L’association Africtivistes condamne quant à elle « cette entrave à la liberté d’expression et d’information des citoyens sénégalais et du gouvernement, et exige [sa] levée immédiate ». « Cette restriction représente une violation des droits fondamentaux d’accès à internet, dénonce Demba Gueye, l’un des membres fondateurs du Réseau des blogueurs du Sénégal. Les besoins principaux des Sénégalais, s’informer sur l’évolution de la situation et communiquer avec leurs proches, sont restreints. » Selon lui, certains réseaux privés virtuels ont eux-mêmes été bloqués, « forçant les internautes à passer de VPN en VPN pour pouvoir se connecter ».

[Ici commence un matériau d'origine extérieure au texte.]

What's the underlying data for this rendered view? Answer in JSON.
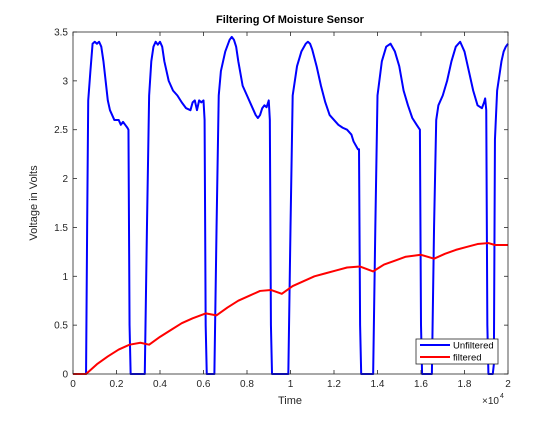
{
  "chart_data": {
    "type": "line",
    "title": "Filtering Of Moisture Sensor",
    "xlabel": "Time",
    "ylabel": "Voltage in Volts",
    "xlim": [
      0,
      20000
    ],
    "ylim": [
      0,
      3.5
    ],
    "x_exponent_label": "×10",
    "x_exponent_power": "4",
    "xticks": [
      {
        "value": 0,
        "label": "0"
      },
      {
        "value": 2000,
        "label": "0.2"
      },
      {
        "value": 4000,
        "label": "0.4"
      },
      {
        "value": 6000,
        "label": "0.6"
      },
      {
        "value": 8000,
        "label": "0.8"
      },
      {
        "value": 10000,
        "label": "1"
      },
      {
        "value": 12000,
        "label": "1.2"
      },
      {
        "value": 14000,
        "label": "1.4"
      },
      {
        "value": 16000,
        "label": "1.6"
      },
      {
        "value": 18000,
        "label": "1.8"
      },
      {
        "value": 20000,
        "label": "2"
      }
    ],
    "yticks": [
      {
        "value": 0,
        "label": "0"
      },
      {
        "value": 0.5,
        "label": "0.5"
      },
      {
        "value": 1,
        "label": "1"
      },
      {
        "value": 1.5,
        "label": "1.5"
      },
      {
        "value": 2,
        "label": "2"
      },
      {
        "value": 2.5,
        "label": "2.5"
      },
      {
        "value": 3,
        "label": "3"
      },
      {
        "value": 3.5,
        "label": "3.5"
      }
    ],
    "grid": false,
    "legend_position": "bottom-right",
    "series": [
      {
        "name": "Unfiltered",
        "color": "#0000ff",
        "points": [
          [
            0,
            0
          ],
          [
            600,
            0
          ],
          [
            650,
            1.5
          ],
          [
            700,
            2.8
          ],
          [
            800,
            3.1
          ],
          [
            900,
            3.38
          ],
          [
            1000,
            3.4
          ],
          [
            1100,
            3.38
          ],
          [
            1200,
            3.4
          ],
          [
            1300,
            3.35
          ],
          [
            1400,
            3.2
          ],
          [
            1500,
            3.0
          ],
          [
            1600,
            2.8
          ],
          [
            1700,
            2.7
          ],
          [
            1800,
            2.65
          ],
          [
            1900,
            2.6
          ],
          [
            2000,
            2.6
          ],
          [
            2100,
            2.6
          ],
          [
            2200,
            2.55
          ],
          [
            2300,
            2.58
          ],
          [
            2400,
            2.55
          ],
          [
            2500,
            2.52
          ],
          [
            2550,
            2.5
          ],
          [
            2600,
            0.5
          ],
          [
            2650,
            0
          ],
          [
            3300,
            0
          ],
          [
            3400,
            1.5
          ],
          [
            3500,
            2.85
          ],
          [
            3600,
            3.2
          ],
          [
            3700,
            3.35
          ],
          [
            3800,
            3.4
          ],
          [
            3900,
            3.37
          ],
          [
            4000,
            3.4
          ],
          [
            4100,
            3.35
          ],
          [
            4200,
            3.2
          ],
          [
            4400,
            3.0
          ],
          [
            4600,
            2.9
          ],
          [
            4800,
            2.85
          ],
          [
            5000,
            2.78
          ],
          [
            5200,
            2.72
          ],
          [
            5400,
            2.7
          ],
          [
            5500,
            2.78
          ],
          [
            5600,
            2.8
          ],
          [
            5700,
            2.7
          ],
          [
            5800,
            2.8
          ],
          [
            5900,
            2.78
          ],
          [
            6000,
            2.8
          ],
          [
            6050,
            2.6
          ],
          [
            6100,
            0.5
          ],
          [
            6150,
            0
          ],
          [
            6500,
            0
          ],
          [
            6600,
            1.5
          ],
          [
            6700,
            2.85
          ],
          [
            6800,
            3.1
          ],
          [
            7000,
            3.3
          ],
          [
            7200,
            3.42
          ],
          [
            7300,
            3.45
          ],
          [
            7400,
            3.42
          ],
          [
            7500,
            3.35
          ],
          [
            7600,
            3.2
          ],
          [
            7800,
            2.95
          ],
          [
            8000,
            2.85
          ],
          [
            8200,
            2.75
          ],
          [
            8400,
            2.65
          ],
          [
            8500,
            2.62
          ],
          [
            8600,
            2.65
          ],
          [
            8700,
            2.72
          ],
          [
            8800,
            2.75
          ],
          [
            8900,
            2.73
          ],
          [
            9000,
            2.8
          ],
          [
            9050,
            2.6
          ],
          [
            9100,
            0.5
          ],
          [
            9150,
            0
          ],
          [
            9900,
            0
          ],
          [
            10000,
            1.5
          ],
          [
            10100,
            2.85
          ],
          [
            10300,
            3.15
          ],
          [
            10500,
            3.3
          ],
          [
            10700,
            3.38
          ],
          [
            10800,
            3.4
          ],
          [
            10900,
            3.38
          ],
          [
            11000,
            3.32
          ],
          [
            11200,
            3.15
          ],
          [
            11400,
            2.95
          ],
          [
            11600,
            2.78
          ],
          [
            11800,
            2.65
          ],
          [
            12000,
            2.6
          ],
          [
            12200,
            2.55
          ],
          [
            12400,
            2.52
          ],
          [
            12600,
            2.5
          ],
          [
            12800,
            2.45
          ],
          [
            12900,
            2.38
          ],
          [
            13100,
            2.3
          ],
          [
            13150,
            2.3
          ],
          [
            13200,
            0.5
          ],
          [
            13250,
            0
          ],
          [
            13800,
            0
          ],
          [
            13900,
            1.5
          ],
          [
            14000,
            2.85
          ],
          [
            14200,
            3.2
          ],
          [
            14400,
            3.35
          ],
          [
            14600,
            3.38
          ],
          [
            14800,
            3.3
          ],
          [
            15000,
            3.15
          ],
          [
            15200,
            2.9
          ],
          [
            15400,
            2.75
          ],
          [
            15600,
            2.62
          ],
          [
            15800,
            2.55
          ],
          [
            15950,
            2.5
          ],
          [
            16000,
            0.5
          ],
          [
            16050,
            0
          ],
          [
            16500,
            0
          ],
          [
            16600,
            1.5
          ],
          [
            16700,
            2.6
          ],
          [
            16800,
            2.75
          ],
          [
            17000,
            2.85
          ],
          [
            17200,
            3.0
          ],
          [
            17400,
            3.2
          ],
          [
            17600,
            3.35
          ],
          [
            17800,
            3.4
          ],
          [
            18000,
            3.3
          ],
          [
            18200,
            3.1
          ],
          [
            18400,
            2.9
          ],
          [
            18600,
            2.75
          ],
          [
            18800,
            2.72
          ],
          [
            18900,
            2.78
          ],
          [
            18950,
            2.82
          ],
          [
            19000,
            2.7
          ],
          [
            19050,
            0.5
          ],
          [
            19100,
            0
          ],
          [
            19300,
            0
          ],
          [
            19350,
            0.1
          ],
          [
            19400,
            2.4
          ],
          [
            19500,
            2.9
          ],
          [
            19700,
            3.2
          ],
          [
            19800,
            3.3
          ],
          [
            19900,
            3.35
          ],
          [
            20000,
            3.38
          ]
        ]
      },
      {
        "name": "filtered",
        "color": "#ff0000",
        "points": [
          [
            0,
            0
          ],
          [
            600,
            0
          ],
          [
            1100,
            0.1
          ],
          [
            1600,
            0.18
          ],
          [
            2100,
            0.25
          ],
          [
            2600,
            0.3
          ],
          [
            3100,
            0.32
          ],
          [
            3500,
            0.3
          ],
          [
            4000,
            0.38
          ],
          [
            4500,
            0.45
          ],
          [
            5000,
            0.52
          ],
          [
            5500,
            0.57
          ],
          [
            6100,
            0.62
          ],
          [
            6600,
            0.6
          ],
          [
            7100,
            0.68
          ],
          [
            7600,
            0.75
          ],
          [
            8100,
            0.8
          ],
          [
            8600,
            0.85
          ],
          [
            9100,
            0.86
          ],
          [
            9600,
            0.82
          ],
          [
            10100,
            0.9
          ],
          [
            10600,
            0.95
          ],
          [
            11100,
            1.0
          ],
          [
            11600,
            1.03
          ],
          [
            12100,
            1.06
          ],
          [
            12600,
            1.09
          ],
          [
            13200,
            1.1
          ],
          [
            13800,
            1.05
          ],
          [
            14300,
            1.12
          ],
          [
            14800,
            1.16
          ],
          [
            15300,
            1.2
          ],
          [
            16000,
            1.22
          ],
          [
            16600,
            1.18
          ],
          [
            17100,
            1.23
          ],
          [
            17600,
            1.27
          ],
          [
            18100,
            1.3
          ],
          [
            18600,
            1.33
          ],
          [
            19100,
            1.34
          ],
          [
            19400,
            1.32
          ],
          [
            20000,
            1.32
          ]
        ]
      }
    ]
  }
}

D’autres applications peuvent néanmoins être utilisées pour communiquer en-dehors des messages classiques, comme l’application Bridgefy, qui permet de passer par le Bluetooth. « Pour que l’application soit efficace, il faut qu’elle soit téléchargée et utilisée par un certain nombre de personnes », précise Demba Gueye.

Parallèlement, le groupe Anonymous, qui avait déjà attaqué plusieurs sites officiels, a revendiqué le 2 juin une « une cyberattaque massive sur des sites Web très médiatisés du gouvernement sénégalais contre la brutalité policière contre les manifestants ». Le site de la primature était ainsi bloqué le 3 juin dans la journée.